Puis l'affaire a été mise en délibéré au 09 Avril 2019, délibéré au cours duquel il a été rendu compte des débats à la Cour.

L'arrêt a été rendu le 09 Avril 2019.

Exposé du litige':

Mme B... a été embauchée par la SARL THOR le 4 décembre 2000 par plusieurs contrats à durée déterminée puis un contrat à durée indéterminée en date du 7 janvier 2002 en qualité de technicienne de laboratoire.
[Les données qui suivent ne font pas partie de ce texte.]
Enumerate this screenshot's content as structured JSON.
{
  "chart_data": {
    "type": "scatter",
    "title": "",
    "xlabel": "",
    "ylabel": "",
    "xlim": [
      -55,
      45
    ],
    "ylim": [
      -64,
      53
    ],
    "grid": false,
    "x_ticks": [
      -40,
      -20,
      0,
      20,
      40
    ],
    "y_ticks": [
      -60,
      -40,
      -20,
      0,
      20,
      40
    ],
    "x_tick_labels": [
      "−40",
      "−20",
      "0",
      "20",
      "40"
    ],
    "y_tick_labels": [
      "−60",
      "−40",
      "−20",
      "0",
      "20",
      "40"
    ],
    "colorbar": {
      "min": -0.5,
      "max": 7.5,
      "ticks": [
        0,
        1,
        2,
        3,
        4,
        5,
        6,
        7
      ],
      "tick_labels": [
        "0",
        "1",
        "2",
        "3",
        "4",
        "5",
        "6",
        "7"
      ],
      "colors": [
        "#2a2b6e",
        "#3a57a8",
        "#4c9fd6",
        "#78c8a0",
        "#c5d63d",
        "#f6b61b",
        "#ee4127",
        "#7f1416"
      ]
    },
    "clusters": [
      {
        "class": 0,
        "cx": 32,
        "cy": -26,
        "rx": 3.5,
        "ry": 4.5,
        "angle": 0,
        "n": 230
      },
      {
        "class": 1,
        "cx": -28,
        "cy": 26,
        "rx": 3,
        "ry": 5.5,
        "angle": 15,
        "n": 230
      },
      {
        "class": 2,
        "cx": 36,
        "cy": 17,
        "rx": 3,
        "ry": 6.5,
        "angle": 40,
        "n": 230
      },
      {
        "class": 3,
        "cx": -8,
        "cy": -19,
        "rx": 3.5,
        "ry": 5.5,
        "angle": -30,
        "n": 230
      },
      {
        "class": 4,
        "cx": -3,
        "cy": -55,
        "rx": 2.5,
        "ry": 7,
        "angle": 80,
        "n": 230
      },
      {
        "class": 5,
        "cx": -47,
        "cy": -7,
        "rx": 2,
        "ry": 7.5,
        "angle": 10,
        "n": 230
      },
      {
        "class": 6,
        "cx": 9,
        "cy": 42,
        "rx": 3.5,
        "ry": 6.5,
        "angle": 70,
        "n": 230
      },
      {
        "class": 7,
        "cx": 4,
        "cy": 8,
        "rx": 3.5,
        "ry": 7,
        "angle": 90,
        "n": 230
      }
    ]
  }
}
Au mois de juillet 2005, Mme B... devenait membre et secrétaire du CHSCT sous étiquette CGT, puis était élue en juillet 2006 suppléante du comité d'entreprise.

Par courrier en date du 17 juillet 2008, elle alertait l'inspection du travail du fait qu'elle n'avait pas été régulièrement convoquée pour une réunion du CHSCT du 11 juillet 2008. Par courrier en date du 19 août 2008, l'inspection du travail relevait une entrave au fonctionnement du CHSCT.

Mme B... a été ensuite l'objet de plusieurs arrêts de travail.

Le 23 octobre 2009, Mme B... exerçait son droit de retrait de son poste en invoquant un harcèlement moral.

Par procès-verbal en date du 9 décembre 2009, l'inspecteur du travail attestait d'une situation d'entrave et de harcèlement moral subis par la salariée au sein de la SARL THOR.

Le 17 mars 2011 après un seul examen, compte tenu du danger immédiat relevé, le médecin du travail déclarait Mme B... inapte à son poste de travail à tout poste dans l'entreprise.

Par décision du 4 juillet 2011, l'inspectrice du travail accordait son autorisation au licenciement de Mme B... mentionnant toutefois «'que des entraves à l'exercice de son mandat sont avérées et qu'il existe un lien entre l'inaptitude et le mandat détenu et exercé par Mme B... W... mais qu'une décision de refus de licenciement porterait préjudice à l'état de santé et à la rémunération de Madame B...'».

Mme B... était licenciée par courrier recommandé avec accusé de réception en date du 11 juillet 2011 pour inaptitude.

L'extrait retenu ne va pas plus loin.